Abstract

One-electron oxidation of acetyl thiolate (CH3C(O)S-) was achieved by hydroxyl (OH•) and azide (N3•) radicals in aqueous solution. The resulting acetylthiyl radical (CH3C(O)S•) absorbs in the wavelength region 300−550 nm, with a maximum extinction coefficient of 3900 M-1 cm-1 at 440 nm. With N3•/N3- as a reference couple, the reduction potential E°(CH3C(O)S•/CH3C(O)S-) was measured to be 1.22 V vs NHE. Using a pKa of 3.35 for thioacetic acid (CH3C(O)SH), the standard reduction potential E°(CH3C(O)S•, H+/CH3C(O)SH) is calculated to be 1.42 V vs NHE. This reduction potential implies that the S−H bond energy of CH3C(O)S−H is 88.6 kcal/mol (370.8 kJ/mol). The β-fragmentation of the CH3C(O)S• radical, i.e., CH3C(O)S• → CH3• + COS, was observed. Its kinetics was found to follow the Arrhenius equation, log(k2/s-1) = (12.3 ± 0.1) − (10.1 ± 0.2)/θ, where θ = 2.3RT kcal/mol.

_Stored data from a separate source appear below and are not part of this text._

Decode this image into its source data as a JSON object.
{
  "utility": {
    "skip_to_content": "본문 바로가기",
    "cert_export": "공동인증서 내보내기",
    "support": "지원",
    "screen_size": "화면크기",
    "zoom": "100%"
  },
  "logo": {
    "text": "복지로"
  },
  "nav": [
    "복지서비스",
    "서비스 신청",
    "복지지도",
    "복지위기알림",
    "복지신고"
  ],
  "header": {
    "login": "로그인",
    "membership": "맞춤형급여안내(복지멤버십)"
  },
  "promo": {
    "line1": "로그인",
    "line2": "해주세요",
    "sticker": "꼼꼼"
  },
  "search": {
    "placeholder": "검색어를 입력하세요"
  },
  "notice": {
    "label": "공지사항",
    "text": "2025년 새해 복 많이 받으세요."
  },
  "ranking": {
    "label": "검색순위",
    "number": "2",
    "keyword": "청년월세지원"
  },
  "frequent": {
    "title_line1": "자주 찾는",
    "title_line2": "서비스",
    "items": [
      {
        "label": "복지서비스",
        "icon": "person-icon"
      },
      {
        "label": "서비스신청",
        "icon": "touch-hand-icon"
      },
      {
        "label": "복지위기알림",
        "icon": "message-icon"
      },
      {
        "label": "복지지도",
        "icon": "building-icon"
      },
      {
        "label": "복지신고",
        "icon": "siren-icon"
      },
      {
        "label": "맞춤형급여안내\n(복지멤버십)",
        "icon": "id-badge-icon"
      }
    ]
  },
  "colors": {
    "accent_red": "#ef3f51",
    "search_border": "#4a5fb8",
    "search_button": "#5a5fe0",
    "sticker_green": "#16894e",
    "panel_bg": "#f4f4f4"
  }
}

At 22 °C, the CH3C(O)S• radical decays with a rate constant of 6.6 × 104 s-1. The thermochemical properties of the CH3C(O)S• radical and its β-fragmentation reaction are compared with those of the benzoylthiyl radical (PhC(O)S•), as well as the corresponding oxygen counterparts, the acetyloxyl (CH3C(O)O•) and benzoyloxyl (PhC(O)O•) radicals.